Review

Spending much of my professional life blatting about the highways of Europe in large, expensive panel vans, it is all too easy to forget that many operators rarely stray more than 20 miles from home and have modest payload requirements.

Such fleets usually have more than one eye on the purse strings and are therefore likely to take a keen interest in the van on test here.

The Extol is a brand new offering from Daihatsu, coming in at a bargain basement £6,995 ex-VAT and offering a generous load capacity of 2.2 cubic metres and payload of 615kg.

The new model is at present being sold alongside the old Hijet but it will eventually replace it.

I well recall my test in a Hijet a couple of years ago – it was as close as I can imagine to driving a biscuit tin on wheels and felt about as safe too.
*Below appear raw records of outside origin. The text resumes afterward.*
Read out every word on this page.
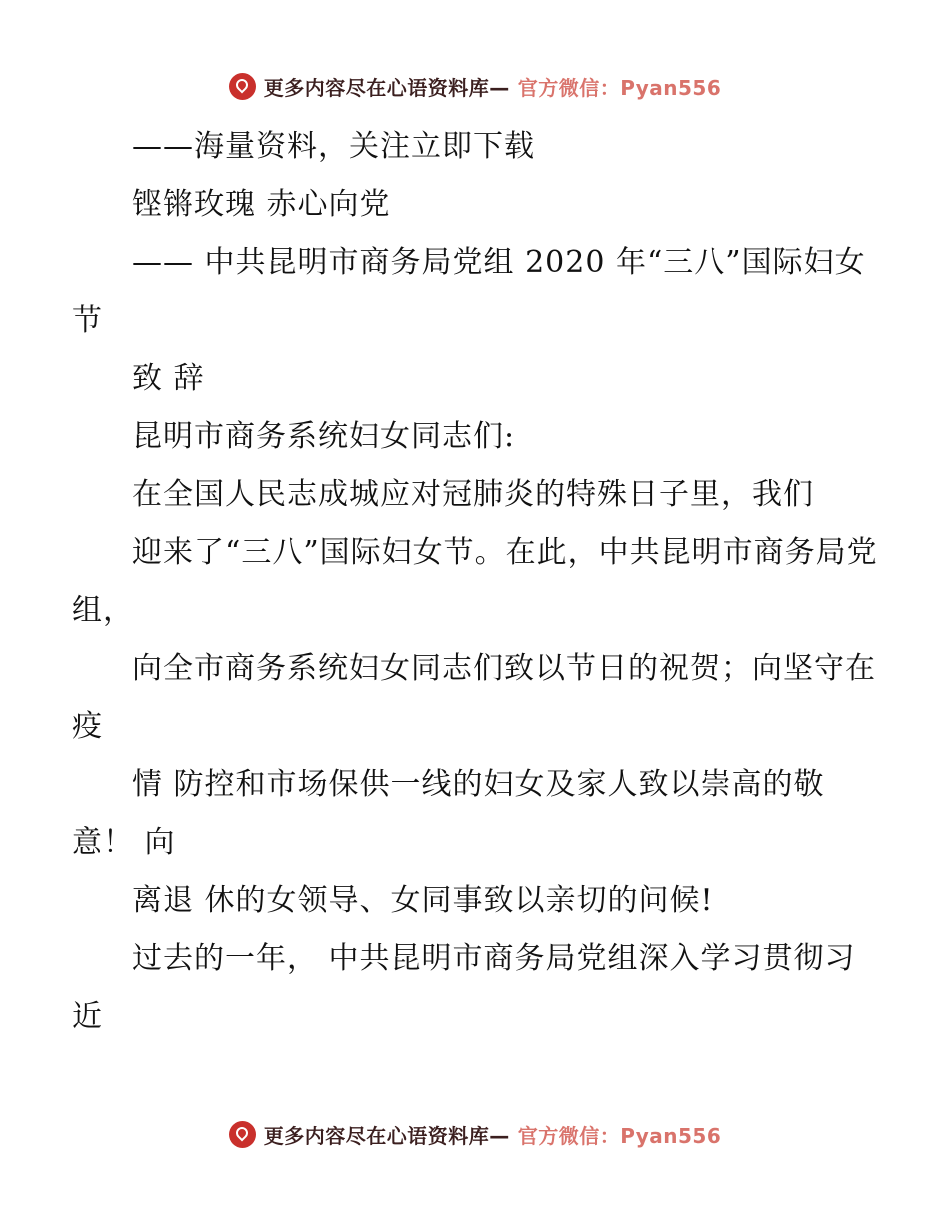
更多内容尽在心语资料库— 官方微信：Pyan556

——海量资料，关注立即下载

铿锵玫瑰 赤心向党

—— 中共昆明市商务局党组 2020 年“三八”国际妇女节

致 辞

昆明市商务系统妇女同志们:

在全国人民志成城应对冠肺炎的特殊日子里，我们

迎来了“三八”国际妇女节。在此，中共昆明市商务局党组，

向全市商务系统妇女同志们致以节日的祝贺；向坚守在疫

情 防控和市场保供一线的妇女及家人致以崇高的敬意！ 向

离退 休的女领导、女同事致以亲切的问候!

过去的一年， 中共昆明市商务局党组深入学习贯彻习近

更多内容尽在心语资料库— 官方微信：Pyan556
OK, it costs exactly a grand less than the Extol but I can’t imagine anyone buying it for any reason other than price.

The Extol is a different matter altogether. It is chunkier, far more drivable and comes as standard with twin airbags, central locking and – glory be – a CD?player.

At last we have a cheap microvan which fits the bill for 21st century fleets.

Daihatsu had one van in mind when building the Extol – the Suzuki Carry, which is the only other real contender in this class.

Both cost exactly the same, but the Extol beats the Carry in most main areas.

Its wheelbase is 80mm longer, its payload is 38kg more, its load length is 80mm longer, its load height is 75mm more, its turning circle is 0.2 of a metre tighter, its fuel tank is six litres bigger, its 1.3-litre petrol engine is 7bhp more powerful and its service intervals are 3,000 miles longer.

The gloves are clearly off for a featherweight fight to the death.

Outside

Depending on how you hold your mouth, the Extol either looks laughable or funky.

I incline towards the funky point of view.

At least the Extol eschews that loaf-of-bread-on-wheels image the Hijet suffers from and, with colour-coded bumpers front and rear, it could even be described as chic.

The downside is that there are no side rubbing strips and no wheelarch protection, so the van is likely to be knocked and scraped fairly comprehensively during its busy working life on a fleet.

In the front

Opening the van via standard central locking, the doors seem painfully thin but, once inside, the cab is pleasantly large and the seats are surprisingly comfortable.

They even recline.

And with a standard height adjustable steering column, my 6ft 3in frame fitted behind the wheel nicely.